Well, it’s fall. I mean, really fall. The kind with birds in it. On the 30th Ron Robinson had two Rose-breasted Grosbeaks at his feeder west of Gainesville and Andy Kratter heard two more flying over his SE Gainesville home. Andy also estimated 300 calling Swainson’s Thrushes flying over before dawn. Often – for reasons that aren’t clear to anyone – hearing lots of birds flying over before sunrise doesn’t translate to birds in the woods after sunrise. But this time it did. The same morning Andy heard all the Swainson’s, Chris Burney tallied 16 of them along the Prairie Creek Preserve’s Lodge Trail (“probably more – seen and calling in almost every location”). He also had two Gray-cheeked Thrushes, a Scarlet Tanager, and 15 species of warblers including 4 Blackburnians, 5 Chestnut-sideds, 4 Black-throated Blues, and 10 American Redstarts.

You may be able to see a few of these birds yourself during Alachua Audubon’s two field trips this weekend, one with Adam Kent at San Felasco Hammock’s Progress Center on Saturday and one with Barbara Shea at Powers Park and Palm Point on Sunday. Meeting times and places are here: https://alachuaaudubon.org/classes-field-trips/

Some winter birds are moving in. A couple of early Ruby-crowned Kinglets were reported: on the 20th Bryan Tarbox saw one along the Gainesville-Hawthorne Trail “half-way between Boulware Springs Park & La Chua,” and on the 21st Adam Zions saw one at Bell Ridge Longleaf Wildlife and Environmental Area in eastern Gilchrist County. These were the first two Ruby-crowned Kinglets in Florida this fall. Less surprisingly, Palm Warblers are increasing. A total of four were spotted on migration count, one in each of four different locations. Tom Tompkins noted four at the airport on the 21st, and they’ve been reported to eBird pretty much daily since then. Gray Catbirds are also getting more common. The first was seen on the 20th, and they’ve been reported every day since. Usually their numbers peak somewhere around October 10th, but Jennifer Donsky has already reported 18 on a single walk, along the La Chua Trail on the 30th.
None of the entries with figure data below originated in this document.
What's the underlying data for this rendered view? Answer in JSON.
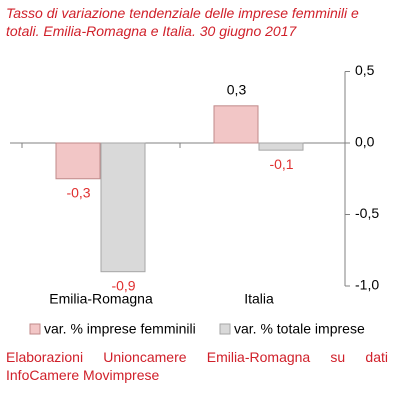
{
  "chart_data": {
    "type": "bar",
    "title": "Tasso di variazione tendenziale delle imprese femminili e totali. Emilia-Romagna e Italia. 30 giugno 2017",
    "categories": [
      "Emilia-Romagna",
      "Italia"
    ],
    "series": [
      {
        "name": "var. % imprese femminili",
        "color": "#f2c6c6",
        "values": [
          -0.25,
          0.26
        ],
        "value_labels": [
          "-0,3",
          "0,3"
        ]
      },
      {
        "name": "var. % totale imprese",
        "color": "#d9d9d9",
        "values": [
          -0.9,
          -0.05
        ],
        "value_labels": [
          "-0,9",
          "-0,1"
        ]
      }
    ],
    "ylim": [
      -1.0,
      0.5
    ],
    "yticks": [
      {
        "value": 0.5,
        "label": "0,5"
      },
      {
        "value": 0.0,
        "label": "0,0"
      },
      {
        "value": -0.5,
        "label": "-0,5"
      },
      {
        "value": -1.0,
        "label": "-1,0"
      }
    ],
    "legend": "bottom",
    "source": "Elaborazioni Unioncamere Emilia-Romagna su dati InfoCamere Movimprese"
  }
}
(By the way, returning to Adam Zions’s Ruby-crowned report, Bell Ridge Longleaf WEA is a 720-acre property northwest of Newberry, owned and managed by Fish and Wildlife Conservation Commission. Described as “one of the highest quality longleaf pine sandhill forest tracts in Florida,” it’s near the intersection of State Road 47 and County Road 232 in eastern Gilchrist County. An overview can be seen here and a trail map here. If you’d like to learn more about the ecology of the place, you can read the FWC’s management plan.)

Remember this weekend’s field trips. And the weekly Wednesday Wetlands Walks at Sweetwater Wetlands Park, beginning at 8:30 every Wednesday morning.